E foi parcialmente com o objetivo de me redimir do passado de rejeição e descaso que aproveitei a generosidade de um amigo, mecenas de longa data, que ajudou a propiciar tal oportunidade e o intervalo de tempo aberto pela incrível sincronicidade junguiana de sucessivos eventos ocorridos neste final de ano, na capital do Amazonas, para dar prosseguimento a esse projeto de redenção e fortalecimento de minhas origens, justo no coração da cultura desse Rio mitológico, às margens do qual tive o privilégio de ter vindo a este Plano, na atual etapa reencarnatória.  

 

Desde a hospedagem num simples, mas digno e acolhedor aposento alugado na mansão de família tradicional da cidade, localizada a escassos metros de distância da espetacular praia fluvial da cidade, cartão postal e eventual centro de badalação noturna da cidade, nos finais de semana, às idas cotidianas à paradisíaca Ilha do Sol, em frente à praia, sempre uma promessa irrecusável de lagartear estendido na rede após incontáveis e refrescantes banhos de rio, necessários para quem se encontrava a escassas milhas distantes da Linha do Equador, à visita a deslumbrantes cachoeiras e corredeiras com lendas nativas sedutoras e poéticas e ao clímax do jantar de encerramento num surpreendente restaurante Cinco Estrelas, de categoria internacional, explorado pelo “maitre” Conde de Aquino, especializado na “haute cuisine” cuja base são as delícias regionais que incluem o exótico Ralo Baniwa, uma suculenta piraíba (peixe amazônico), preparada com a sofisticada e fortíssima pimenta baniwa, produzida pela tribo de mesmo nome e secundada pelo molho preparado com a legítima formiga saúva como condimento, a permanência na cidade foi uma sucessão de momentos de profunda interiorização, exotismo e acolhimento, intercalados por outros de deslumbramento absoluto pelas belezas naturais presenciadas e pelo misticismo latente na “vibe” do local.

Por isso, se por um lado evitei as óbvias e tentadoras diversas trilhas naturais proporcionadas pela geografia luxuriante da cidade e arredores – impedido não apenas pela idade, mas também pela condição de saúde que não mais me aconselham tais extravagâncias -, confesso que não resisti à respeitosa consulta a um legítimo pajé indígena, o índio Joanico, de vetustos 86 anos, da etnia Piratapuia, uma tribo que vivia originalmente na região do rio Papuri, no Alto Rio Negro, divisa com a Colômbia, e se deslocou para São Gabriel da Cachoeira em 1992.

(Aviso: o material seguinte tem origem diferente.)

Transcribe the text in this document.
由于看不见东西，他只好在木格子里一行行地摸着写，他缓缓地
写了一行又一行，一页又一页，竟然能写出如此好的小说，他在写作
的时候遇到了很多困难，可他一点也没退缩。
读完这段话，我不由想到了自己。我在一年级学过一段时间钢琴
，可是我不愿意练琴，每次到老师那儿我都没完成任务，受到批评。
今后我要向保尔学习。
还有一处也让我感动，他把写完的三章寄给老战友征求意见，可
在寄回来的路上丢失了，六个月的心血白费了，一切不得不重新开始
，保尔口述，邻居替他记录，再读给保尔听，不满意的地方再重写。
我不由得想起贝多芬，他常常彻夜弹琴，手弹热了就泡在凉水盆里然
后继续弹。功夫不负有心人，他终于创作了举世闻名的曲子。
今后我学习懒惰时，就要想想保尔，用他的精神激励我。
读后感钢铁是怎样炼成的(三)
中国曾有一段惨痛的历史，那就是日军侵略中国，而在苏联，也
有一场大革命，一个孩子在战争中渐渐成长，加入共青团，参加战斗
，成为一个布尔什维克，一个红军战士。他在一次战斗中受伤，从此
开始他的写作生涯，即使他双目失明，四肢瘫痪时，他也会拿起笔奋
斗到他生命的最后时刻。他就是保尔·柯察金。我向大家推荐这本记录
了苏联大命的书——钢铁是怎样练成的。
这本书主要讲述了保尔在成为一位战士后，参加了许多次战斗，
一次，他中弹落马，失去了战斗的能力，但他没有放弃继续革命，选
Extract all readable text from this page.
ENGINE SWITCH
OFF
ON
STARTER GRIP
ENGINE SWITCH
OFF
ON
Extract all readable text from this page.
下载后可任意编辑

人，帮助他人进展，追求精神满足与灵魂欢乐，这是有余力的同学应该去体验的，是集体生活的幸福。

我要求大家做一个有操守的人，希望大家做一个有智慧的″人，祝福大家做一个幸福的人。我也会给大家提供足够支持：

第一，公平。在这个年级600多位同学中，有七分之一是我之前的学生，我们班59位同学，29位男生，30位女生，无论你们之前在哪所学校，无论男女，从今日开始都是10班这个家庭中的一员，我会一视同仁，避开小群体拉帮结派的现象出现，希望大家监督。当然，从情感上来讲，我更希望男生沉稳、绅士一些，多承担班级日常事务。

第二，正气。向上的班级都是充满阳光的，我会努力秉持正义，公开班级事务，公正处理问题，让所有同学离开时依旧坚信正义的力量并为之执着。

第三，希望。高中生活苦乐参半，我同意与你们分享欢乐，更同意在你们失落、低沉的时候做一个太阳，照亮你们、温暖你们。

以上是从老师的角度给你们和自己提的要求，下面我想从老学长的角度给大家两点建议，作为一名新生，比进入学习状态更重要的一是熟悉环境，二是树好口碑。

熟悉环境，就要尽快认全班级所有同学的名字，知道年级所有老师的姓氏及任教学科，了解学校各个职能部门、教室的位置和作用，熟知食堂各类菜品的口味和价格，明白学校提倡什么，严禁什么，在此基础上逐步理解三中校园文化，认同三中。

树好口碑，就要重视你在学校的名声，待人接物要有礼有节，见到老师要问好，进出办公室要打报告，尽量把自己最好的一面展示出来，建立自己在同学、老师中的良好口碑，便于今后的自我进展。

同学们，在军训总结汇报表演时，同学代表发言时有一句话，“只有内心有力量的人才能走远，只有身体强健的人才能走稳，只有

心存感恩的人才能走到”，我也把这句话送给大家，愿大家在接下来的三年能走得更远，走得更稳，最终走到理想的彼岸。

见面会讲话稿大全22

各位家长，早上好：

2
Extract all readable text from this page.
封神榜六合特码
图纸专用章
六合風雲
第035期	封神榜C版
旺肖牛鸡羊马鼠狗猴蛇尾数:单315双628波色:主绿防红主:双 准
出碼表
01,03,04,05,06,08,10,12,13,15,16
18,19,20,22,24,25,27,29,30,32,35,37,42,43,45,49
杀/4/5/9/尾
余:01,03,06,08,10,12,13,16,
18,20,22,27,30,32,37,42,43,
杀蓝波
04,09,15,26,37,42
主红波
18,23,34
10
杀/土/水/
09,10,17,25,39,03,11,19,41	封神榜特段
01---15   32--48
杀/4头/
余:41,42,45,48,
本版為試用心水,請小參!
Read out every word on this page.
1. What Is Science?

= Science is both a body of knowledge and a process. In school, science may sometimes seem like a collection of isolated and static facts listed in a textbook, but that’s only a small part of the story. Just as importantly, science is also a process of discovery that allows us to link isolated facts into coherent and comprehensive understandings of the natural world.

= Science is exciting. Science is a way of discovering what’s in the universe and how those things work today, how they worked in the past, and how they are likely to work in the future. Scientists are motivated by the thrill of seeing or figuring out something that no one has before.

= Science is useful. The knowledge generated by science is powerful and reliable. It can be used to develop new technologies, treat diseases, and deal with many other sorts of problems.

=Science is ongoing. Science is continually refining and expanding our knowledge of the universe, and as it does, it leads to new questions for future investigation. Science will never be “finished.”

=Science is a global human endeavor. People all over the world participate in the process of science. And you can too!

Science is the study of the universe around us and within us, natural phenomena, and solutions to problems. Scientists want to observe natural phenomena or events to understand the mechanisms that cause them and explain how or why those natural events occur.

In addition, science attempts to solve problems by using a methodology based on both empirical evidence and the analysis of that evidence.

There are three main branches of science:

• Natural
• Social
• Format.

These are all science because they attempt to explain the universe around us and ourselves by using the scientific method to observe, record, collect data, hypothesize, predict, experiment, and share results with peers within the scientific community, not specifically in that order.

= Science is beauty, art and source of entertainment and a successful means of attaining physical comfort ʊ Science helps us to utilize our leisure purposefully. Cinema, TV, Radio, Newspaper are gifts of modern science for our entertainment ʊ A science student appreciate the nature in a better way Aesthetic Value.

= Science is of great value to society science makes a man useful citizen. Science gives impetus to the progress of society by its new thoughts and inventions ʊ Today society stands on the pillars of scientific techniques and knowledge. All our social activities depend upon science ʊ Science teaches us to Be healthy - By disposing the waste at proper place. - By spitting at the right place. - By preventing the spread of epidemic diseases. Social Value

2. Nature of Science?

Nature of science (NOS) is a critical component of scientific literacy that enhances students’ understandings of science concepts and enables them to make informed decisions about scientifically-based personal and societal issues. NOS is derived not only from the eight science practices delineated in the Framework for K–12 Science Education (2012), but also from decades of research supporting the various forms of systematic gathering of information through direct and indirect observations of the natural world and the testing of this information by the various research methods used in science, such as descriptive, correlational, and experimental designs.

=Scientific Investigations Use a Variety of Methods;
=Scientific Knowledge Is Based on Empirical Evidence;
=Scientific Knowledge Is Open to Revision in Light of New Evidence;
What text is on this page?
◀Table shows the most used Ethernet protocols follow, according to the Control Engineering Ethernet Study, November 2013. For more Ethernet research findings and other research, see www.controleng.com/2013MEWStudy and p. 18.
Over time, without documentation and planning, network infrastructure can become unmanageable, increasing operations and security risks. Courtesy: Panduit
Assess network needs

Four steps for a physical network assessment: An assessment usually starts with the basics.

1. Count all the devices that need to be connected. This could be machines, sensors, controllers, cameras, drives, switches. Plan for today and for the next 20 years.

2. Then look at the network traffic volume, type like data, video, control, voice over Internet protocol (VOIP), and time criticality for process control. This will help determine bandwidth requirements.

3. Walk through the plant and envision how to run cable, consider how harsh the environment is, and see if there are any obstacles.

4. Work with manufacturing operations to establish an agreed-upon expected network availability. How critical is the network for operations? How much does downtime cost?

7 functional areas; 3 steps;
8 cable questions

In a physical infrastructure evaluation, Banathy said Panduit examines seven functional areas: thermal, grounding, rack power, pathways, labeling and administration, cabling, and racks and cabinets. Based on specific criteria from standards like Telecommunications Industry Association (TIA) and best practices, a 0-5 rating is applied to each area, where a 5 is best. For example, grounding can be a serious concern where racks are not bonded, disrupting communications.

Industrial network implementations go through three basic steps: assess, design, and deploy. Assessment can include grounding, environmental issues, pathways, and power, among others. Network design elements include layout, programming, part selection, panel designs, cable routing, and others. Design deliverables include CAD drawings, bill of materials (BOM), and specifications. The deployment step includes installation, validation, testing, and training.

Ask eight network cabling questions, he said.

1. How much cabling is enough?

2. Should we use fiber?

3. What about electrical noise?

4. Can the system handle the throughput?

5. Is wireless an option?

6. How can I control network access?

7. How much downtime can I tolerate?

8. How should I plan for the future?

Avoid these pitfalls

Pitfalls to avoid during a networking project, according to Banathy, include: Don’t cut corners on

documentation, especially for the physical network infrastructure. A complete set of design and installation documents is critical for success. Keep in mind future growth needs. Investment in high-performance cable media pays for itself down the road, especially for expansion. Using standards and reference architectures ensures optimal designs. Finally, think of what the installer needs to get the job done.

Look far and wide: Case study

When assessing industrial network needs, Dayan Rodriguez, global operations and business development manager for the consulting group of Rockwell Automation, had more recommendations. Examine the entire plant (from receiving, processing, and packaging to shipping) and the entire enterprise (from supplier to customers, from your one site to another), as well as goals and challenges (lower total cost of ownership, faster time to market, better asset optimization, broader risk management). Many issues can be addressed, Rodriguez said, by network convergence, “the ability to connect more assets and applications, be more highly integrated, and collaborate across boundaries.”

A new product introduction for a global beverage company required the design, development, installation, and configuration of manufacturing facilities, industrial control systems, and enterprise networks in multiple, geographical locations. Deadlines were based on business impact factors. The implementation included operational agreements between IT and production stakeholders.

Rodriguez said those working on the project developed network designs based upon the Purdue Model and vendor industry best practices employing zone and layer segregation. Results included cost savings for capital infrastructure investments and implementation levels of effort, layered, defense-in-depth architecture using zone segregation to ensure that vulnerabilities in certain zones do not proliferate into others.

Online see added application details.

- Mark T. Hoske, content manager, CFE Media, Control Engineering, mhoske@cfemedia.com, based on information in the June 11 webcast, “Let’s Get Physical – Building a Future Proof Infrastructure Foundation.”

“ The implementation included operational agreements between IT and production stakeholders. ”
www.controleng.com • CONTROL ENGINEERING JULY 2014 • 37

Sem dúvida, um momento mágico e místico, sob qualquer apreciação limpa, desprovida de preconceitos e sombrias elucubrações.

Dizer que todos experimentarão emoções e sensações de igual magnitude, seria tremenda ousadia de minha parte afirmar. Prefiro enfatizar que tudo dependerá do olhar – sempre depende – e da disposição de cada um para o singelo acolhimento e para estar aberto ao que a vida e o momento oferecem.

Quanto a mim, restou-me despedir da cidade, do rio e da floresta, imerso nas águas do Rio Negro, sob a chuva intensa, e insistente arco-íris quase como um penetra teimando em despontar na curva do horizonte para juramentar aquele armistício entre eu e a Natureza. Mais uma vez contrito perante tamanha beleza, invoquei a força e a pureza de meus ancestrais, que naqueles locais ermos e quase fronteiriços transitaram em distantes trajetórias, pedindo às Iaras e às divindades da floresta que perdoassem os pecadilhos de um cego e ingrato nativo de suas margens.

Ao lado, nem tão distante assim, a silhueta da “Bela Adormecida”, como se fora mitológica princesa de conto de fadas, flagrada naquele instante de indiscrição pictórica que antecede o repouso, em seu leito carinhosamente envolto por esbranquiçado lençol de nuvens, parecia sorrir e abençoar-me antes de retornar a seu sono eterno.

Como afirmou um nativo de São Gabriel, proprietário da ilha que tanto me seduzira e a quem, arrependido, eu ousei confessar meus pecadilhos de passada rejeição, o simples fato de estar ali presente em local ainda de tão difícil acesso, redimia-me de histórico tão criminoso para com a inescrutável beleza da “forêt vièrge” amazônica.

Sem dúvida uma jornada mágica e iniciática, com final romântico e poético.

Ou, quiçá, minha alma de artista queira ter captado tudo de tal forma!

Mas, o que seria da Humanidade, o que seria da Vida se não existissem os sonhadores?